I think my friends have come to accept this about me, but chances are, if you make plans with me, they’re going to change. I don’t mean to make that happen, but I’ll either get the date wrong and have to reschedule, or the weather will be inhospitable, or my kid will have a fever … you get the idea.
And so, when my friend and I made plans two weeks in a row, I should have known that something would have to change. Last week, we picked strawberries. In February!! We ate most of them straight out of the bucket and I didn’t save enough to make any of the beautiful desserts I’ve been eyeing on smitten kitchen, but I did manage to keep a few for a strawberry salad with poppyseed dressing, which I’ve been making since our Williamsburg days.

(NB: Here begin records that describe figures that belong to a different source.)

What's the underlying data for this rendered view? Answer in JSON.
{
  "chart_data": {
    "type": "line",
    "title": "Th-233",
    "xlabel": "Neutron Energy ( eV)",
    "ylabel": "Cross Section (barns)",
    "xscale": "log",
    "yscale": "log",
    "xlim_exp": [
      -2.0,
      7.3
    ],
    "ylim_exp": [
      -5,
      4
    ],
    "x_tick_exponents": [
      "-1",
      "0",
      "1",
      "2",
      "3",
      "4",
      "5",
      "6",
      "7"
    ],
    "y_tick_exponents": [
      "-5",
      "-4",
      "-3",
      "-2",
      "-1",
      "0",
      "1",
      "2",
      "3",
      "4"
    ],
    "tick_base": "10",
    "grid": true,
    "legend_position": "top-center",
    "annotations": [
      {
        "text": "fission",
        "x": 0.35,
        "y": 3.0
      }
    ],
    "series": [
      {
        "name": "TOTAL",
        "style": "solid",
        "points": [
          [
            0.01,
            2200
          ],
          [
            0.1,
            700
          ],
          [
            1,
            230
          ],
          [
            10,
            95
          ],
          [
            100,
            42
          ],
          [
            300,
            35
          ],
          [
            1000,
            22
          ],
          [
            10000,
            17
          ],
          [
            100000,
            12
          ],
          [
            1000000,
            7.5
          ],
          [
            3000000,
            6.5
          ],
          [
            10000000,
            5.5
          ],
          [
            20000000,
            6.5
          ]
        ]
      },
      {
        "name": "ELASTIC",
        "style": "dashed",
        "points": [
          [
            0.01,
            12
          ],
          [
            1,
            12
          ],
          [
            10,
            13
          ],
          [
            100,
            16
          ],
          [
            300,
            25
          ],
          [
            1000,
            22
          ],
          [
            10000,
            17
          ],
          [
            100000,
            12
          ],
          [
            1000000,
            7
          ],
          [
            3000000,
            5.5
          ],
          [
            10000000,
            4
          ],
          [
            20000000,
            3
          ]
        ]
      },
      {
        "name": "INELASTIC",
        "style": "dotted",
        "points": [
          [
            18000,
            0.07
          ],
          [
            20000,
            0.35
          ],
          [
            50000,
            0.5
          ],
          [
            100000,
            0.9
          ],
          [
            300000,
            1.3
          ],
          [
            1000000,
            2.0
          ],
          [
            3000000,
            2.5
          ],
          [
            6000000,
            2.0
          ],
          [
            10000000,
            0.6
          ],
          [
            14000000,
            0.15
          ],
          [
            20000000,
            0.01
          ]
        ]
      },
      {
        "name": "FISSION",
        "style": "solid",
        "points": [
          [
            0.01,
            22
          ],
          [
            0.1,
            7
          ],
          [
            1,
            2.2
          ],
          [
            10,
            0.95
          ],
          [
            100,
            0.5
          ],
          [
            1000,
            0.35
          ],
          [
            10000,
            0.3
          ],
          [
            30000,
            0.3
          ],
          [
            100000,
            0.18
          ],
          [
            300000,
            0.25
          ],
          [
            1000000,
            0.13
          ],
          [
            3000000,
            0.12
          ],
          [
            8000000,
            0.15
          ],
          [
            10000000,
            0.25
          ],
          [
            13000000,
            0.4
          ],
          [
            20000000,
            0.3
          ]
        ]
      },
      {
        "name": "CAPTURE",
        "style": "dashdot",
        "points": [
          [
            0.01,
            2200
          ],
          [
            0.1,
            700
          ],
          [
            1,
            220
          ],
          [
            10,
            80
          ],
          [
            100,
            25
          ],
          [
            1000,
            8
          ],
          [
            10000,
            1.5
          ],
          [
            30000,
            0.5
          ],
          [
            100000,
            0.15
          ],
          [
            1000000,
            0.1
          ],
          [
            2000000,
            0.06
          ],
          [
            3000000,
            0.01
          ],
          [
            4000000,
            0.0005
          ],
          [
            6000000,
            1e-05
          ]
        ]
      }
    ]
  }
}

We had so much fun, that this week I suggested that we go to the zoo. I looked at the weather app on my phone and saw the little sunshine icon, with a high of 60ish, so I thought, why not? A closer look revealed that the temperature would be closer to 40 degrees when we got there, and so we bailed. (My friend, being a native Texan, didn’t want to tell me that it would be too cold. She was going to tough it out. I was the one to pull the plug on our outdoor plans.)
At first, I thought we’d let the kids play, and we’d make a picnic-y lunch from whatever I had in the house, like we had done the week before at the strawberry patch. Then, I remembered some neglected artichokes in the refrigerator. Fancy! By the time I got home, I was thinking about the bag of shredded mozzarella that I had bought for lasagna, but didn’t use. Pizza! Pizza led me to think about pissaladière, a recipe from Barefoot in Paris which I had never tried. In the end, we didn’t end up using the artichokes (remembered them – again – too late) or the mozzarella. If you’re a little bit lost, don’t worry. So was I.
What resulted, though, was this most beautiful French flatbread, with slow-cooked onions, garlic, and thyme, olives and olive oil, and (as a nod to the forgotten artichokes and to replace the optional anchovies), some artichoke hearts from the pantry.
Not too bad for a last-minute lunch, thrown together with what we had. And, if you’re feeling fancy, this could easily be a meat-free dinner for Lent, or meatless Mondays, or whenever you’re feeling non-meaty. It even got a thumbs-up from Neil, who gives the side eye to a lot of vegetarian fare. I think it’s even vegan – no dairy or eggs in the crust.
A note on this recipe, along with some others from Barefoot in Paris: the editing could use some work. The beginning of the recipe says, “Each pizza serves 4-5 people.” But it’s not until the end that we find out that it makes two pizzas. So, the recipe serves 8-10. It’s not a bad thing, but I do find that Ina’s fourth, fifth, and sixth cookbooks contain recipes that require some fairly careful reading, and possibly tweaking. Thankfully, she seems to have hit her stride again with the last few cookbooks, but it’s just a word of warning in case it throws you off.